Multi-racial man without a country to call home.

Juan Carlos
Greater Boston, MA

If you look at me… I look Latino. Not tall, dark features – hair, eyes, skin, wide nose, full lips. If you ask me, my ancestry is African, Incan, Iberian, and Jewish. Those are the ones I know of. I grew up in New England, attending a catholic school in the ethnic part of town… and yet I was the only dark one in class. Kids are kids – they don’t care. I had friends who liked me because we liked Star Trek. I had kids that hated me because they were taught to hate anyone who isn’t like them. I have always felt like an immigrant, even though my Birth Certificate clearly states that I am a naturally born U.S. citizen. When I was older and shopping with friends on Newbury Street, the security guards would jump when I walked in, following me until I left. They would judge but never ever ask. I would have very happily explained who I was while waving my passport. The shockers came a little later still. First one: I traveled to Mexico, and after being out with my blond and blue-eyed American girlfriend, I was held at the Security Office of the Marriott Hotel I was staying in, because the front desk attendants did not believe that: 1) a “cholo” like myself had such a gorgeous blond blue-eyed woman at my side, 2) I was actually an American staying with her in the hotel, or 3) I actually resided legally in the U.S. She went up to our room, retrieved my passport at 3 a.m. while I sat in an office with the head of security who attempted to interview me in her broken English, told me she had studied in the U.S., and who refused to ask me or respond to any questions i asked her in perfect, accent-free Castilean. They never apologized. Another time, I was with a gorgeous fair-skinned Jewish girlfriend in Adams Morgan in D.C. We stepped into a Central American restaurant and the waitress comes over to us to take our order.

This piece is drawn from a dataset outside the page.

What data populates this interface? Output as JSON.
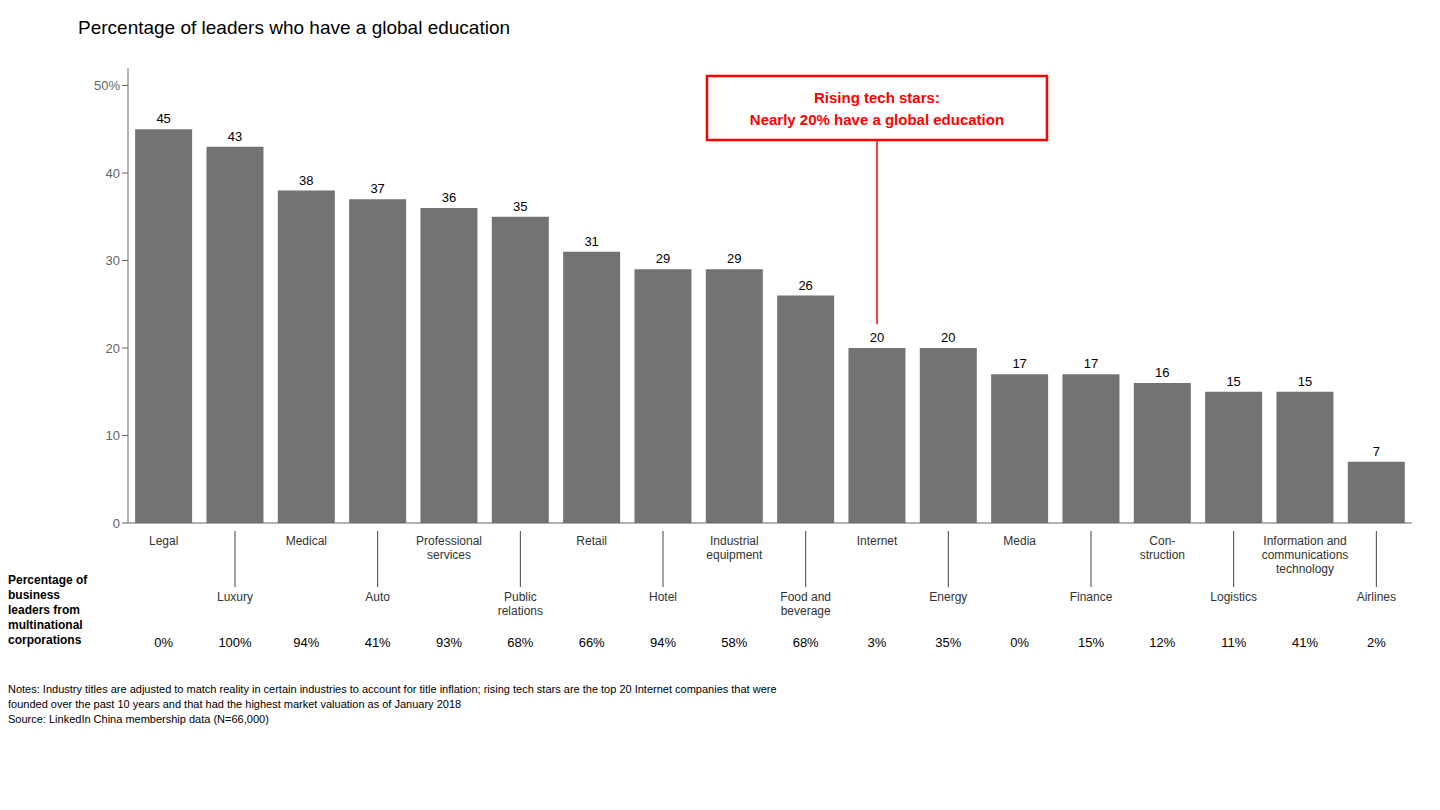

She proceeds to do the following: turns her back to my companion, addresses only me in Spanish, and pointing to her so that only the two of us can see asks: “…and what is the gringa having…?” I politely responded in perfect English- “You know what? I think we’re going to go somewhere else.” And we walked out.
Race issues are multi-faceted, and granted, I have not suffered anywhere near the indignancies, harm and/or assault many others have endured. But it strikes me now, as a middle-aged man, that this problem is perplexing because we each carry our own perception of what is “race” and what is appropriate “behavior” when dealing with race. I was insulted in a Latin American country because of being treated like I was “too good to be true” – an American traveling in a resort accompanied by a non-Latino woman. I was equally insulted in DC because I was perceived as “wasting my time and insulting our Latino women by cavorting with an “anglo” or “gringa” instead of being with my own kind. These are common, everyday type of situations. I won’t speak to the second-guessing or dismissive tones I hear from colleagues in my profession because I offer an opinion that I know to be sound and correct… only to see them come back after they’ve forum-shopped my advice to Caucasian-American advisors of the “right ilk” who repeat what I said originally and actually send them back to me for a further and more robust response to their issue. After nearly fifty years in the “liberal northeast” I am not home in either Latin America or in my native New England. I’m sometimes told I look Middle Eastern… maybe I should try my luck in Lebanon.